One of the things we possess is our roles. If anyone tries to take over our “God-given” roles, we become defensive, even aggressive. Thus the man feels threatened when his wife makes more than he does, because his special role is to be the provider. And his wife tends to shut him out of the things that define her role as a wife and mother: nurturing and consoling the children, decorating and maintaining the home.
That’s why it’s hard to let go of these roles even among egalitarian couples. The father might be all for his wife contributing to the family’s net worth, and yet resents it when she does it better than he does. The mother is all for sharing parenting and household tasks, but finds fault with everything her husband does.
It’s not so much that we want to prevent others from trespassing on our territory, it’s that we want to retain control over it.
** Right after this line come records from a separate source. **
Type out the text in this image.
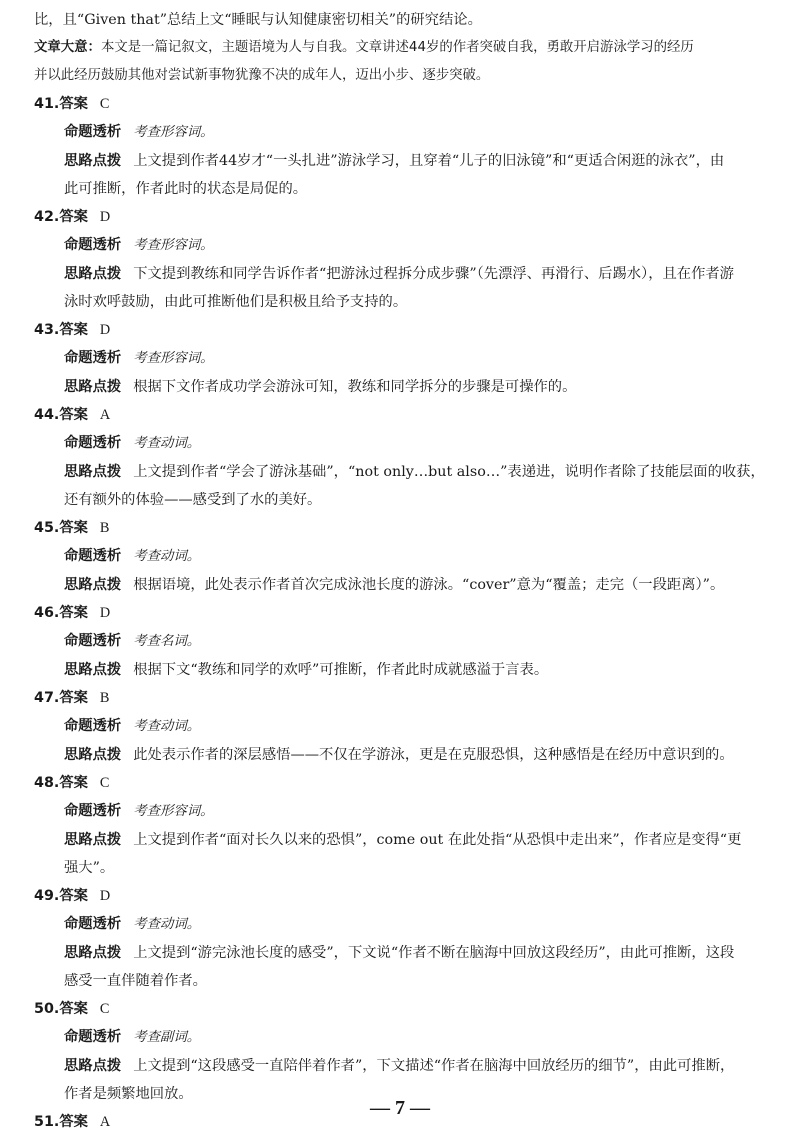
比，且“Given that”总结上文“睡眠与认知健康密切相关”的研究结论。
文章大意：本文是一篇记叙文，主题语境为人与自我。文章讲述44岁的作者突破自我，勇敢开启游泳学习的经历
并以此经历鼓励其他对尝试新事物犹豫不决的成年人，迈出小步、逐步突破。
41.答案 C
命题透析 考查形容词。
思路点拨 上文提到作者44岁才“一头扎进”游泳学习，且穿着“儿子的旧泳镜”和“更适合闲逛的泳衣”，由
此可推断，作者此时的状态是局促的。
42.答案 D
命题透析 考查形容词。
思路点拨 下文提到教练和同学告诉作者“把游泳过程拆分成步骤”（先漂浮、再滑行、后踢水），且在作者游
泳时欢呼鼓励，由此可推断他们是积极且给予支持的。
43.答案 D
命题透析 考查形容词。
思路点拨 根据下文作者成功学会游泳可知，教练和同学拆分的步骤是可操作的。
44.答案 A
命题透析 考查动词。
思路点拨 上文提到作者“学会了游泳基础”，“not only…but also…”表递进，说明作者除了技能层面的收获，
还有额外的体验——感受到了水的美好。
45.答案 B
命题透析 考查动词。
思路点拨 根据语境，此处表示作者首次完成泳池长度的游泳。“cover”意为“覆盖；走完（一段距离）”。
46.答案 D
命题透析 考查名词。
思路点拨 根据下文“教练和同学的欢呼”可推断，作者此时成就感溢于言表。
47.答案 B
命题透析 考查动词。
思路点拨 此处表示作者的深层感悟——不仅在学游泳，更是在克服恐惧，这种感悟是在经历中意识到的。
48.答案 C
命题透析 考查形容词。
思路点拨 上文提到作者“面对长久以来的恐惧”，come out 在此处指“从恐惧中走出来”，作者应是变得“更
强大”。
49.答案 D
命题透析 考查动词。
思路点拨 上文提到“游完泳池长度的感受”，下文说“作者不断在脑海中回放这段经历”，由此可推断，这段
感受一直伴随着作者。
50.答案 C
命题透析 考查副词。
思路点拨 上文提到“这段感受一直陪伴着作者”，下文描述“作者在脑海中回放经历的细节”，由此可推断，
作者是频繁地回放。
51.答案 A
— 7 —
They can “visit” all they want; we just don’t want them to take over. You can see this dynamic when women become mothers. It’s especially hard when our children are infants, for instance, to relinquish control over their care. We want our husbands to help out, but we feel uncomfortable or even angry when they try to do too much.
By the time our children are older and we could really use help taking them to doctor appointments and attending their school events, not to mention disciplining them, the pattern is already set. We may chafe under the responsibilities of child-rearing, but by then we’ve bought into the idea that they’re our responsibilities.